Tips for Making Winter Cooking Fun, Delicious, and Cost-Effective
Winter is just around the corner, and with it comes a change in cooking habits. The change in season brings colder weather and longer nights, and that means more warm comfort foods. There are many ways to make winter cooking easier and more energy efficient. A well-stocked pantry combined with some great in-season vegetables will lead to some great meals to take the chill off.
Preparing for Winter Cooking
Winter cooking can be fun and rewarding, but there are a few things to do to make it easier. First is having a well-stocked pantry and freezer. Depending on the location, the winter months can bring frigid cold and dangerous snow and ice. Making trips to the grocery store under these conditions can be both uncomfortable and hazardous. Having a plentiful supply of ingredients on hand is a way to ensure there is always a meal available in the house. In the pantry, consider stocking various types of pasta and noodles for a wide variety of dishes. Rice is another grain that can be part of a main dish or served on the side.
Canned goods are an excellent choice to keep in abundance. Certain vegetables are out-of-season or harder to find in the winter, so having canned versions of these staples increases the options available. Needless to say, canned goods have a long shelf life, and can last all through the cold season. Frozen goods are another option. While it is always best to have fresh produce, sometimes that just isn’t possible during the winter, so go the frozen route.

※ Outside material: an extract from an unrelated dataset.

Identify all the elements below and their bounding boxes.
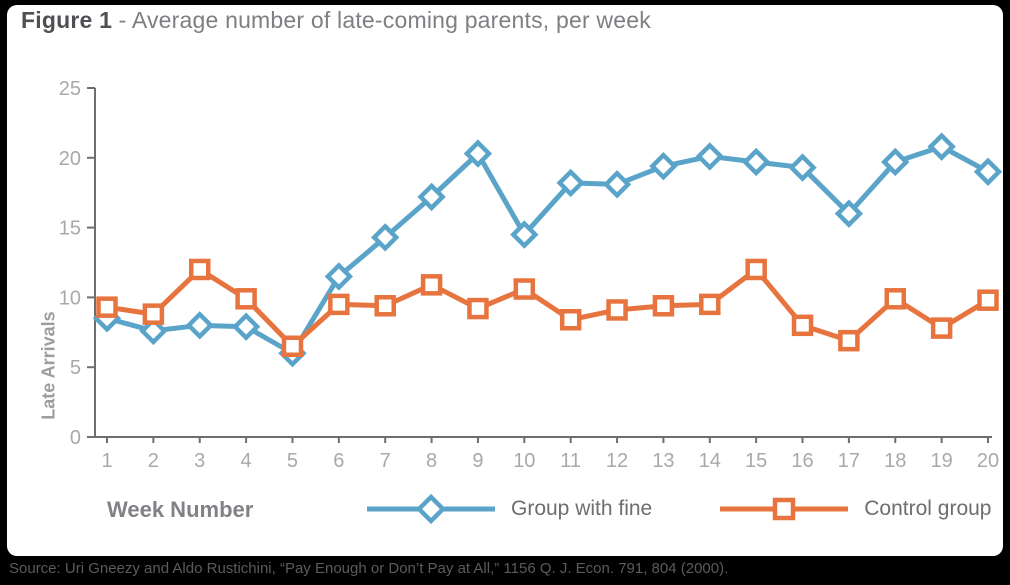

What’s In-Season for the Winter?
Cooking with fresh vegetables is the best way to go, but what veggies are in-season and readily available in winter? Onions and garlic are winter staples. They are very versatile and can enhance many different meals. Just be sure to store them at room temperature. In the refrigerator the humidity will cause them to soften and develop mold. Broccoli should be easy to find, as well as beets. Carrots and cabbage are excellent for both soups and stews. Sweet potatoes are a Thanksgiving tradition, but they can be used all winter long. Pumpkin (for pies) and butternut squash provide lots of options, too.
Numerous fruits are available in the fall, most notably apples. Apples can be purchased fresh at the tail end of fall, and they can be stored in the refrigerator for weeks. That can make them available well into winter. Lemons, tangerines, and oranges are best in the winter and can liven up many a recipe.
Saving Energy and Money
According to the U.S. Department of Energy, cooking accounts for around 5% of all energy use in the home. During the winter months, energy bills can increase due to the cold, so saving energy means saving money. There are a few simple things to do when cooking that can reduce energy usage. First, do not open the oven during cooking. It is always tempting to see if the food is cooking properly. And, let’s be honest, the aroma of cooking or baking food can be irresistible, but refrain from opening the oven door unnecessarily. It lets hot air escape and forces the oven to expend more energy to maintain the proper temperature.
If the oven is going to be on for longer than a couple of hours, and especially if there are a lot of people in the house, turn the furnace down a few degrees. The extra heat from the oven and guests will more than make up for the lower thermostat setting, and it will use less energy. Also, if possible, use smaller appliances to prepare meals. Toaster ovens or crock pots use much less energy than larger ones and often can do the job just as effectively.
The key to winter cooking is preparation. Stocking the pantry, refrigerator, and freezer with enough food for weeks is a great way to avoid venturing out into the freezing temperatures on unnecessary trips to the local grocery store. Don’t be afraid to have a little extra food on hand. It will come in handy over the course of the winter, and extra ingredients can often be put into a soup or stew. Make those soups and stews often during the winter. They are great comfort foods on chilly evenings. Look into how smaller appliances can be used in place of larger ones to save on energy and money. Keep an eye on opportunities to add some fresh fruit or vegetables to the mix.